In the first three months of this year, John Lovell, a lobbyist for California police chiefs and prison guard supervisors, raised $60,000 for the Coalition for Responsible Drug Policies – a committee he created to defeat the marijuana initiative.
Much of the money raised came from groups such as the California Police Chiefs Association, the Riverside Sheriffs' Association and the California Correctional Supervisors' Organization.
The efforts of law enforcement lobbyists have helped defeat marijuana initiatives in other states:
"California is only the latest state in which law enforcement unions have led the opposition to ending marijuana prohibition across the country in recent years. During the 2014 election, Florida law enforcement officials successfully campaigned against a medical marijuana ballot measure by arguing that the initiative would promote a range of problems, from teenage use of the drug to respiratory disease."
Anti-legalization lobbyist Lovell was involved in a successful campaign to defeat a 2010 California marijuana initiative, but this time the results may be different:
"Supporters of legalization have already raised more than $2.25 million for the campaign — 40 times what opponents have — and recently secured a number of high-profile endorsements, including Rep. Ted Lieu, D-Calif. and the California Medical Association. Polls show Californians are even more in support of legalization this time around, with around 60 percent of likely voters claiming they will back the measure."
More than half of Americans now support marijuana legalization, and as more states pass medical and recreational cannabis initiatives, the public is able to see the benefits of such laws.
States such as Colorado and Washington, where recreational cannabis sales are legal, have shown that legalization creates huge amounts of tax revenues – and without any of the dire results predicted by the opposition.

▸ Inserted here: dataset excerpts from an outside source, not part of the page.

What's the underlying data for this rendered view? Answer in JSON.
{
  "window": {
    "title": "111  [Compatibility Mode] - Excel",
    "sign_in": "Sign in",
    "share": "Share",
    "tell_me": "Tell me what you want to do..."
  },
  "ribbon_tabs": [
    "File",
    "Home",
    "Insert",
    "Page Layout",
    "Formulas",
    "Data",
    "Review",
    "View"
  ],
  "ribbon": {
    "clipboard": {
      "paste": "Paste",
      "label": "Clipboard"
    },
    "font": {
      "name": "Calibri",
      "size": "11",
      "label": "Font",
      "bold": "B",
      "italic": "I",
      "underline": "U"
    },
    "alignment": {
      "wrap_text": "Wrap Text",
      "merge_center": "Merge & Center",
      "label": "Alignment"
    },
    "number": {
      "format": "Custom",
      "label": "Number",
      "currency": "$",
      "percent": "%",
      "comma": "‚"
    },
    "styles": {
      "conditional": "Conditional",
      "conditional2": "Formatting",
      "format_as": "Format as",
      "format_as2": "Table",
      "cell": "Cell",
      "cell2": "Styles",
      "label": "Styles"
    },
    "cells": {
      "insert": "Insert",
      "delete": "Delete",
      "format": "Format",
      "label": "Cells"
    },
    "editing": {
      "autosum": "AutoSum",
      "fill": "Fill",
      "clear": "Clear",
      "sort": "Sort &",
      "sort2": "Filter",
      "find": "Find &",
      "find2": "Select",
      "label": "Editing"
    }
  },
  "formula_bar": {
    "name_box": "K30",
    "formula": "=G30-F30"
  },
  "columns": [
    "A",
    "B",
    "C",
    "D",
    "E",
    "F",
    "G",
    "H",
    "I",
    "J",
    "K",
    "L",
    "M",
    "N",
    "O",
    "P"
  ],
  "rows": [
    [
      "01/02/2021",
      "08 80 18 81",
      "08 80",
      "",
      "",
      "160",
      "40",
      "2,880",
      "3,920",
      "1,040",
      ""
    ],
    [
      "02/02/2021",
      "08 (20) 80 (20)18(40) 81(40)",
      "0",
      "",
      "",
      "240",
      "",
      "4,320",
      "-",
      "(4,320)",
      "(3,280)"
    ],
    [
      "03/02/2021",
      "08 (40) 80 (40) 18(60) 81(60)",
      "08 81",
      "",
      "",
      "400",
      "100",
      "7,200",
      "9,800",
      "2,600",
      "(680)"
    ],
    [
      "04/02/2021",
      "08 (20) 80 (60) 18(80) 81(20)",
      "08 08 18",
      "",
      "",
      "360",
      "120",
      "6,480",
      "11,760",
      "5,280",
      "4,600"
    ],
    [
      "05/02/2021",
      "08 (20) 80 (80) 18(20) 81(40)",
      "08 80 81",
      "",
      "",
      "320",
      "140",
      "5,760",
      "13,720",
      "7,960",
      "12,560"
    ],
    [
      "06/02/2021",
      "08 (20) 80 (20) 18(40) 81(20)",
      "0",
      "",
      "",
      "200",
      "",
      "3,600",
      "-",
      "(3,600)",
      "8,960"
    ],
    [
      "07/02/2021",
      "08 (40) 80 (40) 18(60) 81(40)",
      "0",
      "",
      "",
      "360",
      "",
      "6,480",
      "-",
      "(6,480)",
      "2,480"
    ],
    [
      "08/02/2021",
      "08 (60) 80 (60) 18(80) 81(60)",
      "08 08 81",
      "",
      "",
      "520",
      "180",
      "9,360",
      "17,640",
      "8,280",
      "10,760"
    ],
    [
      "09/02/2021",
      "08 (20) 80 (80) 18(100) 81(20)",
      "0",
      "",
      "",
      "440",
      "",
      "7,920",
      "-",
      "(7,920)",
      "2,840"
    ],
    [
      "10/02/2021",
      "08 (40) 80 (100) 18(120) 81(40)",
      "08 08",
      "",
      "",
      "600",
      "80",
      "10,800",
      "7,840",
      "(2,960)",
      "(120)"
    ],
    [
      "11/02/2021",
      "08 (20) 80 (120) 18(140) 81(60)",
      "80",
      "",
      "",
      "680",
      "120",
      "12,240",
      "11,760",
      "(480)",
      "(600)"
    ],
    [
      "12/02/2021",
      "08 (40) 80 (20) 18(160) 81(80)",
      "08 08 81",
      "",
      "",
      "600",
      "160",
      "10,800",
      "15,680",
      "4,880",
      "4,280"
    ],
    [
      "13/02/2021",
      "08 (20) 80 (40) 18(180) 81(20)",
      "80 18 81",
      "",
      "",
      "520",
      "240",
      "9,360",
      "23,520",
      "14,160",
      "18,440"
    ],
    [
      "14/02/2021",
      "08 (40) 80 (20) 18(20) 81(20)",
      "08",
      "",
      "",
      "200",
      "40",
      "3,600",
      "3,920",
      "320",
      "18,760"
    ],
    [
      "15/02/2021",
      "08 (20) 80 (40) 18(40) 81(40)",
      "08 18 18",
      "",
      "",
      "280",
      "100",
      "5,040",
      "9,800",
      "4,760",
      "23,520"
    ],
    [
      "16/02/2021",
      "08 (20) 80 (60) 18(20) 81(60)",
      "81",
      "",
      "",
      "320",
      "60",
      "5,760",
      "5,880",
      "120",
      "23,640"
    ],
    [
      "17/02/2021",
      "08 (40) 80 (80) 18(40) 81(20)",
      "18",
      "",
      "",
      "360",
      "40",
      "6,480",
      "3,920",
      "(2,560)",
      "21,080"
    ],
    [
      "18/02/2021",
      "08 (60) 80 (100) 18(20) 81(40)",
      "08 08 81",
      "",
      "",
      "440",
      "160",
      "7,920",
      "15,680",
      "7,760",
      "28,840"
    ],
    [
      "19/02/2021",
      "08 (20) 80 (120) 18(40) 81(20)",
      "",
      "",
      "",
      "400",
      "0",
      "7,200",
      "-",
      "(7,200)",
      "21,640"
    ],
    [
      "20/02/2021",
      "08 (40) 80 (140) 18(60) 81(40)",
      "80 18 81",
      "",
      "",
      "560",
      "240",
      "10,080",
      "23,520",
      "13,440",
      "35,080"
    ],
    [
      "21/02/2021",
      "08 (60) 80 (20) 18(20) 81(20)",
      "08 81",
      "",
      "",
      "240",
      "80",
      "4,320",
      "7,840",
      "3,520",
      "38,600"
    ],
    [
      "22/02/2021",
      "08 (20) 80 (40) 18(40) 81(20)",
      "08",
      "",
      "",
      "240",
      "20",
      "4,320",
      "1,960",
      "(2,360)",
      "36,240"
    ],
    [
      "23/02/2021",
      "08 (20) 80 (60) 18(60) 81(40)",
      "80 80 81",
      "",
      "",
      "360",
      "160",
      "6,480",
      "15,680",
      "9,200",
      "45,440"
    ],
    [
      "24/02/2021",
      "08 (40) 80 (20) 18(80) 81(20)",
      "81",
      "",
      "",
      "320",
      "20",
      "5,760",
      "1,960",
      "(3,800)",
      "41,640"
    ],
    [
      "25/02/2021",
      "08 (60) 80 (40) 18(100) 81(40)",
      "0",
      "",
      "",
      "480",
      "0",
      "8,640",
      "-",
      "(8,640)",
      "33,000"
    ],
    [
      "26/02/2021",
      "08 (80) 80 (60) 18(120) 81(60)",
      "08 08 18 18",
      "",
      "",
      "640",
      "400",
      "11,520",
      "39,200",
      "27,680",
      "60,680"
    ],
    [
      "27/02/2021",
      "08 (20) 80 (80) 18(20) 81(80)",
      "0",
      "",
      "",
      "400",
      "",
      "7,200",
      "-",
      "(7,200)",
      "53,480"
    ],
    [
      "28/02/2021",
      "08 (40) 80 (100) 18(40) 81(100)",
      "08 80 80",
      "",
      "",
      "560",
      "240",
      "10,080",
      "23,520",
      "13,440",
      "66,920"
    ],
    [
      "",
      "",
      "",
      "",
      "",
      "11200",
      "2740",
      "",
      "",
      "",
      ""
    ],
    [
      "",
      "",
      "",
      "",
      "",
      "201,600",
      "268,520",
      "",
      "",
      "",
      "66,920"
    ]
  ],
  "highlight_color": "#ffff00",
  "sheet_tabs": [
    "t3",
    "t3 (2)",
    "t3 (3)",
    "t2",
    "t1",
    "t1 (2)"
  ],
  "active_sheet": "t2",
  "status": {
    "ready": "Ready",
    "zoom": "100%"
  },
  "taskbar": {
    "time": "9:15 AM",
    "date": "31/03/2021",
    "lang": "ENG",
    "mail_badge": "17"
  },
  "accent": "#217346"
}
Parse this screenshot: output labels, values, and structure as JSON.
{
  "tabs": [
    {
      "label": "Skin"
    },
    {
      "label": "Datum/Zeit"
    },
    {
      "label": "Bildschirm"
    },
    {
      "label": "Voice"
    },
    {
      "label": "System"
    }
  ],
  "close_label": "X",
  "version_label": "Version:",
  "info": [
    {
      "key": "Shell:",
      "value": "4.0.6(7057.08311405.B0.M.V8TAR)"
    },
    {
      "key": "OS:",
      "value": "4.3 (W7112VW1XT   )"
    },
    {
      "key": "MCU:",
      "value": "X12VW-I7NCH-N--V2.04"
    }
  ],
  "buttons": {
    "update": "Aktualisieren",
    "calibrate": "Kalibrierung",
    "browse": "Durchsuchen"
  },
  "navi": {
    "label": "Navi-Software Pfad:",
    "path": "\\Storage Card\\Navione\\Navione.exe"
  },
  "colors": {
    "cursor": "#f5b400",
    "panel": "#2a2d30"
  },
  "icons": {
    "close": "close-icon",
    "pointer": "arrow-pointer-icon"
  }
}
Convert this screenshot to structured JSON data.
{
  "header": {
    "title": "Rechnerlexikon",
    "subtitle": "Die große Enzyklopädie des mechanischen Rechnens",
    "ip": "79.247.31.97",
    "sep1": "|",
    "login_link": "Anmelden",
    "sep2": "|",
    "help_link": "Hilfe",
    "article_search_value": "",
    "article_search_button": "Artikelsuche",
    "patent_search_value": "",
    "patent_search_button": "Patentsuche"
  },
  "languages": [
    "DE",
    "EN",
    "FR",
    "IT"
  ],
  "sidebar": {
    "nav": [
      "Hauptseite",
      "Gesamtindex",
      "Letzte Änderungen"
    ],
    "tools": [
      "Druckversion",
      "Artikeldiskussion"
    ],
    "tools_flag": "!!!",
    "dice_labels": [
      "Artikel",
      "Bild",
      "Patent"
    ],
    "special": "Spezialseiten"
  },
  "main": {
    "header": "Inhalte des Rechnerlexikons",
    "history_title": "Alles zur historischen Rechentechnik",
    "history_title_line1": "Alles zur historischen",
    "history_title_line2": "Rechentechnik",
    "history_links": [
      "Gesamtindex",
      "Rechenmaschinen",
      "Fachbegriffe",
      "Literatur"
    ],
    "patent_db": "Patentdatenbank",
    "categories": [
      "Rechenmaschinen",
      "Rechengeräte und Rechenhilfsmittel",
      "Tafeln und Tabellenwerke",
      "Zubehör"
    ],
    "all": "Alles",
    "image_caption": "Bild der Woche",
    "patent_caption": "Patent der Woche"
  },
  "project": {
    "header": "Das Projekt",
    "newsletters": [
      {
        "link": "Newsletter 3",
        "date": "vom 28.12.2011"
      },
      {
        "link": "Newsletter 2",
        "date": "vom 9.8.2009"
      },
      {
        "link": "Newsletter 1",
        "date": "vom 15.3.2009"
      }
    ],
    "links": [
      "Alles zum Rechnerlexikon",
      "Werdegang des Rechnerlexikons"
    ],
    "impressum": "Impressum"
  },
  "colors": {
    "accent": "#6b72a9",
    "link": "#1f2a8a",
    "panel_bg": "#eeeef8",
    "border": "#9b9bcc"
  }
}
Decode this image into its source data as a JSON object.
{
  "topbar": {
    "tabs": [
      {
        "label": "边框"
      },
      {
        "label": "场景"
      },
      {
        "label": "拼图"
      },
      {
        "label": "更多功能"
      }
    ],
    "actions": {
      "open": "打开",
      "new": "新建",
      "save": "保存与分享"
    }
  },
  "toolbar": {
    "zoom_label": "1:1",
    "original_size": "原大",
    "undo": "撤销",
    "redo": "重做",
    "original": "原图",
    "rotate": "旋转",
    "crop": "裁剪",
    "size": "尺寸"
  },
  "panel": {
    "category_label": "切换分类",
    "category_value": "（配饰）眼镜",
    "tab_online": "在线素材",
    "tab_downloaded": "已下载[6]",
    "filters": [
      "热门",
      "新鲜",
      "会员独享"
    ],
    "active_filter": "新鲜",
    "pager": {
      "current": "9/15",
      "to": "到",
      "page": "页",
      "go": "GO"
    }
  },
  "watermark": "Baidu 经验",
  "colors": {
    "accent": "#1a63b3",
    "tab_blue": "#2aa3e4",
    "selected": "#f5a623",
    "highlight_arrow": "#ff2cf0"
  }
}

In Colorado and Washington, violent crime rates have dropped and, instead of spending money prosecuting marijuana offenders, the states receive millions in extra tax revenues and fees. Tourism is up, employment is up and crime is down. Teen marijuana use has not risen; in fact, rates have dropped slightly in both states.
Legalization of marijuana has clearly been a success there, and the majority of Americans support the ending of cannabis prohibition nationally.
It seems the only people now standing in the way of legalization are the drug war profiteers in law enforcement and the prison industry.